Der Tod des NPD-Vizechefs aus Blankenese stürzt die Partei noch tiefer in die Krise. Fordern die Söhne Geld zurück?

Hamburg. Der rechtsextreme Anwalt Jürgen Rieger, der in der vergangenen Woche an den Folgen eines Schlaganfalls gestorben war, wird der NPD offenbar kein Erbe vermachen. Nach Informationen des Radiosenders NDR Info ist ein Testament aufgetaucht, in dem Rieger erklärt, dass allein seine Familie begünstigt wird. Rieger hinterlässt ein beträchtliches Vermögen, hat seiner Partei in den zurückliegenden Monaten immer wieder mit Spenden und Darlehen ausgeholfen. Unklar ist bisher, ob die Söhne des Blankeneser Anwalts und stellvertretenden NPD-Bundeschefs diese Darlehen zurückfordern werden. Die finanziell angeschlagene NPD befindet sich - so oder so - in einer schweren Krise.

Die Kinder, so heißt es laut NDR Info in dem Testament, sollten allein über die Hinterlassenschaft bestimmen. Da die Familie die rechtsextremen und offen rassistischen Einstellungen Jürgen Riegers nie teilte, gilt es als nahezu ausgeschlossen, dass die Partei des Vaters berücksichtigt wird. Eher im Gegenteil: Rund 700 000 Euro, so heißt es, soll Rieger der affärengebeutelten NPD für Wahlkämpfe und zur Begleichung aufgelaufener Schulden überlassen haben - Geld, das die Kinder des Darlehensgebers einfordern könnten. Unklar ist, was mit den zahlreichen Immobilien und Grundstücken Riegers passieren wird. Im Namen und mit Mitteln der nach einem verstorbenen Gesinnungsgenossen benannten "Wilhelm-Tietjen-Stiftung für Fertilisation" hatte Rieger immer wieder Grundstücke erworben. Unter anderem in Verden, dem thüringischen Pößneck und in Fassberg (Kreis Celle) versuchte er, auf dem jeweiligen Besitz Schulungszentren für Neonazi-Nachwuchs aufzubauen. Da Rieger offenbar keinen Bevollmächtigten für die in London registrierte Stiftung hat eintragen lassen, ist völlig unklar, wie es mit den Immobilien weitergeht. Der Verfassungsschutz, nach dessen Erkenntnissen Rieger ein "unbelehrbarer und unverbesserlicher Rassist" war, sieht die Gefahr, dass ein rechtsextremes Veranstaltungs- oder Schulungszentrum in Norddeutschland entsteht, für "nahezu gebannt".

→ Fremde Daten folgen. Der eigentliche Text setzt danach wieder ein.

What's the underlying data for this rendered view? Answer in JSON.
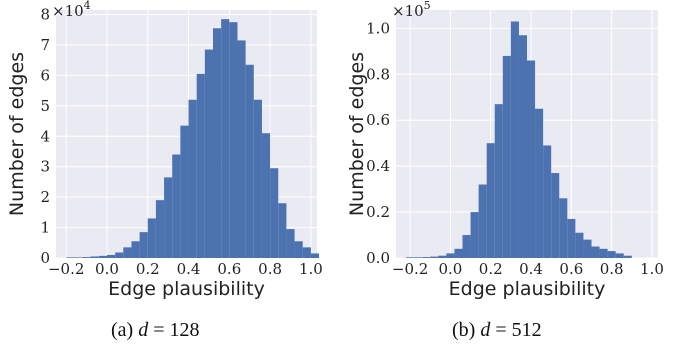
{
  "chart_data": [
    {
      "type": "bar",
      "subplot_label": "(a)",
      "caption_var": "d",
      "caption_eq": "=",
      "caption_value": "128",
      "xlabel": "Edge plausibility",
      "ylabel": "Number of edges",
      "scale_base": "×10",
      "scale_exp": "4",
      "xlim": [
        -0.25,
        1.03
      ],
      "ylim": [
        0,
        8.15
      ],
      "x_ticks": [
        "−0.2",
        "0.0",
        "0.2",
        "0.4",
        "0.6",
        "0.8",
        "1.0"
      ],
      "x_tick_values": [
        -0.2,
        0.0,
        0.2,
        0.4,
        0.6,
        0.8,
        1.0
      ],
      "y_ticks": [
        "0",
        "1",
        "2",
        "3",
        "4",
        "5",
        "6",
        "7",
        "8"
      ],
      "y_tick_values": [
        0,
        1,
        2,
        3,
        4,
        5,
        6,
        7,
        8
      ],
      "bin_start": -0.2,
      "bin_width": 0.04,
      "values": [
        0.02,
        0.02,
        0.03,
        0.05,
        0.07,
        0.1,
        0.18,
        0.35,
        0.55,
        0.85,
        1.3,
        1.9,
        2.65,
        3.4,
        4.35,
        5.2,
        6.05,
        6.85,
        7.55,
        7.85,
        7.75,
        7.15,
        6.35,
        5.2,
        4.1,
        2.95,
        1.8,
        0.95,
        0.55,
        0.35,
        0.15
      ],
      "bar_color": "#4c72b0",
      "plot_bg": "#eaeaf2",
      "grid": true
    },
    {
      "type": "bar",
      "subplot_label": "(b)",
      "caption_var": "d",
      "caption_eq": "=",
      "caption_value": "512",
      "xlabel": "Edge plausibility",
      "ylabel": "Number of edges",
      "scale_base": "×10",
      "scale_exp": "5",
      "xlim": [
        -0.27,
        1.03
      ],
      "ylim": [
        0,
        1.08
      ],
      "x_ticks": [
        "−0.2",
        "0.0",
        "0.2",
        "0.4",
        "0.6",
        "0.8",
        "1.0"
      ],
      "x_tick_values": [
        -0.2,
        0.0,
        0.2,
        0.4,
        0.6,
        0.8,
        1.0
      ],
      "y_ticks": [
        "0.0",
        "0.2",
        "0.4",
        "0.6",
        "0.8",
        "1.0"
      ],
      "y_tick_values": [
        0,
        0.2,
        0.4,
        0.6,
        0.8,
        1.0
      ],
      "bin_start": -0.22,
      "bin_width": 0.04,
      "values": [
        0.003,
        0.003,
        0.004,
        0.006,
        0.01,
        0.02,
        0.04,
        0.1,
        0.2,
        0.32,
        0.5,
        0.67,
        0.88,
        1.03,
        0.97,
        0.86,
        0.65,
        0.49,
        0.37,
        0.26,
        0.17,
        0.11,
        0.08,
        0.05,
        0.04,
        0.03,
        0.02,
        0.01
      ],
      "bar_color": "#4c72b0",
      "plot_bg": "#eaeaf2",
      "grid": true
    }
  ]
}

Nachdem die Familie Riegers angekündigt hatte, dass der Verstorbene feuer- oder seebestattet werden soll, damit in Hamburg kein Wallfahrtsort für Rechtsextremisten entsteht, wollen die NPDler und ihr Umfeld nun am 14. November im bayerischen Wunsiedel einen Gedenkmarsch durchführen. Auf der Internetseite kondolieren zahlreiche "Weggefährten", teils in martialischem Ton: "Er stand für die Wiederaufrichtung einer im Nationalsozialismus geeinten Nation und eines machtvollen großdeutschen Reiches", heißt es im "Kondolenzbuch". Die "Freien Heiden Südwest" haben geschrieben: "Wir ziehen den Helm und neigen das Haupt zum Gedenken." Ein "Gefährte der Artgemeinschaft" hegt verschwörerische Gedanken: "Du hattest einen Schlaganfall, wie Rudolf Heß sich umgebracht hat und die Erde eine Scheibe ist." Er habe "an dem Tag, an dem Du uns verlassen hast", noch mit Rieger telefoniert, schreibt der Kondolierende. Riegers Geist sei wach und klar gewesen. "Heil Dir!" steht unter dem Eintrag.

Wie es in der NPD jetzt weitergehen wird, ist noch unklar. In der Bundespartei erwarten Beobachter einen Machtkampf - aus dem der als gemäßigt geltende Zweig als Gewinner über Riegers Freund und Parteivorsitzenden Udo Voigt hervorgehen könnte. Die Geschäfte in der Hamburger NPD, der Rieger seit Februar 2007 vorstand, wird sein bisheriger Stellvertreter Torben Klebe (33) übernehmen. Der Bramfelder war lange für das internationale Nazi-Netzwerk "Blood and Honour" tätig.